Karnataka entered the weekend with a different liquor policy, one that lets the companies decide the prices of their own products. As per a report by Motilal Oswal, Karnataka will shift to taxing liquor based on the actual alcohol content in the final product, while allowing manufacturers to determine their own product prices. Key alcobev stocks like United Spirits, UBL and Radico Khaitan are likely to be in focus.
The move is aimed at licence simplification as well. Manufacturing licences would be auto-renewed, while label approvals and occasional licenses (CL-5) are likely to be auto-generated through an online self-declaration mechanism, reducing manual intervention.
New liquor policy set to replace old one
This is set to replace the earlier system that benchmarked taxation using global classification standards and was aimed at simplifying the pricing structure with a transparent supply chain. As per the report, the transition to the alcohol-in-beverage (AIB) taxation system is expected to begin in April 2026 and will be implemented gradually over the next few years.
Alongside this change, the state has rationalised its pricing framework by reducing the number of slabs from 16 to eight. As per the report, this is expected to make the pricing structures easier for the companies to manage.
Karnataka a key market for liquor industry
Karnataka remains one of the most important markets for the alcohol industry, accounting for roughly 15% of the Indian Made Foreign Liquor (IMFL) sector, with spirits sales estimated at 65–70 million cases annually. The market is dominated by the popular and below segments, which together account for about 94% of the mix, the report added.
Simplifying licensing and approvals
The report further explained that manufacturing licences will be auto-renewed, while label approvals and occasional licences (CL-5) will be issued through an online self-declaration system, reducing manual intervention in the approval process.
The state also plans to replace physical escorts used for liquor dispatches with blockchain-based tracking systems and geo-fenced electronic locks. These measures are expected to improve supply-chain monitoring while streamlining logistics for companies, as per the report.
Tourism push and operational changes
Furthermore, the report added that the new framework seeks to expand industry engagement with consumers. Distilleries and breweries will be permitted to host tasting sessions and sell products directly to tourists visiting their facilities. The government describes this as ‘alcobeer tourism.’
The report further added that distilleries and breweries will be allowed to operate 24 hours a day, potentially improving production flexibility and capacity utilisation. The state has also removed the mandatory requirement to display malt and sugar content on beer labels, the report noted.
Revenue outlook and industry exposure
According to Motilal Oswal, the government expects the new policy framework to support higher excise collections, targeting revenue of Rs 450 billion in FY27 compared with about Rs 400 billion projected for FY26.

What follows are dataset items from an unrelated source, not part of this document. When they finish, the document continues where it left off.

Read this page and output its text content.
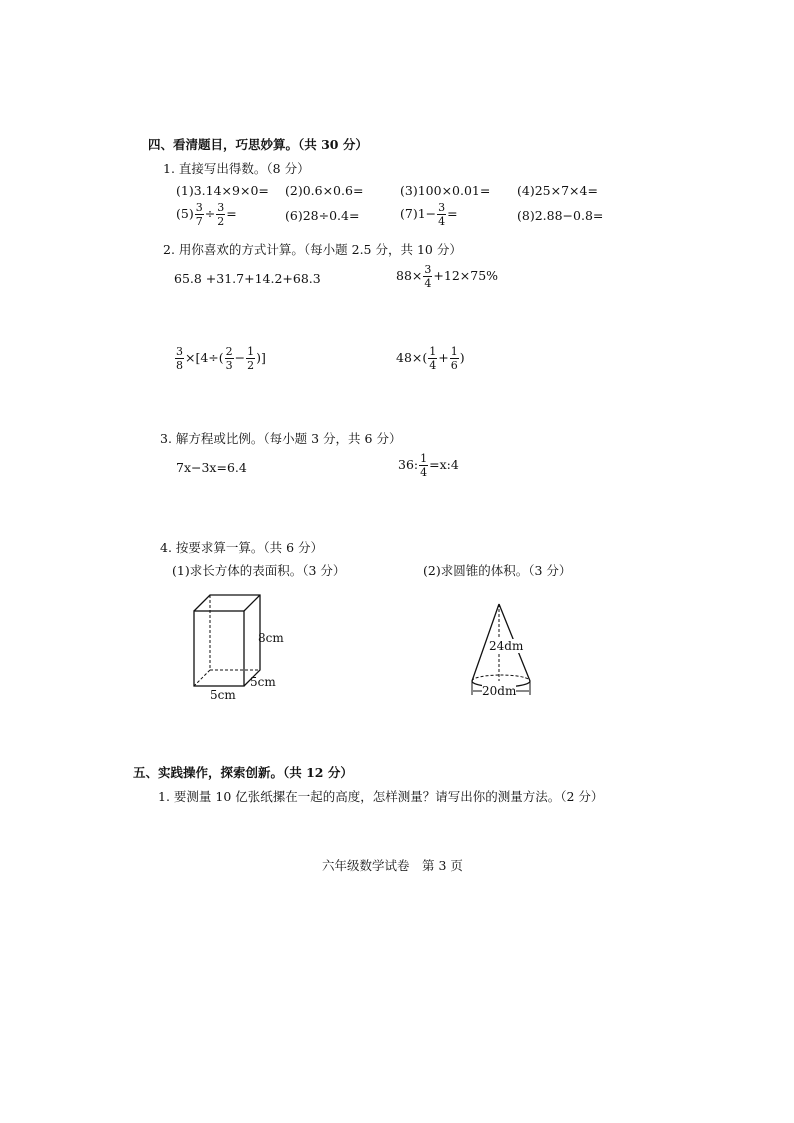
四、看清题目，巧思妙算。（共 30 分）
1. 直接写出得数。（8 分）
(1)3.14×9×0= (2)0.6×0.6=	(3)100×0.01= (4)25×7×4=
$(5) \frac{3}{7} \div \frac{3}{2}$ =	(6)28÷0.4=	$(7)1- \frac{3}{4}$ =	(8)2.88−0.8=
2. 用你喜欢的方式计算。（每小题 2.5 分，共 10 分）
65.8 +31.7+14.2+68.3	$88\times \frac{3}{4} +12\times 75\%$
$\frac{3}{8} \times[4\div( \frac{2}{3} - \frac{1}{2}$ )]	$48\times( \frac{1}{4} + \frac{1}{6}$ )
3. 解方程或比例。（每小题 3 分，共 6 分）
7x−3x=6.4	36: $\frac{1}{4}$ =x:4
4. 按要求算一算。（共 6 分）
(1)求长方体的表面积。（3 分）	(2)求圆锥的体积。（3 分）
8cm
5cm
5cm
24dm
20dm
五、实践操作，探索创新。（共 12 分）
1. 要测量 10 亿张纸摞在一起的高度，怎样测量？请写出你的测量方法。（2 分）
六年级数学试卷　第 3 页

Several listed liquor companies have meaningful exposure to the Karnataka market. United Breweries and United Spirits each derive around 15% of their revenues from the state, while Radico Khaitan and Tilaknagar Industries have about 7% exposure, the report noted.
However, the market is worried as similar excise policies implemented in Delhi led to a lot of confusion and backlash from the centre. For now, companies are awaiting detailed operational notifications from the government before evaluating the full implications for pricing, taxation and supply chains.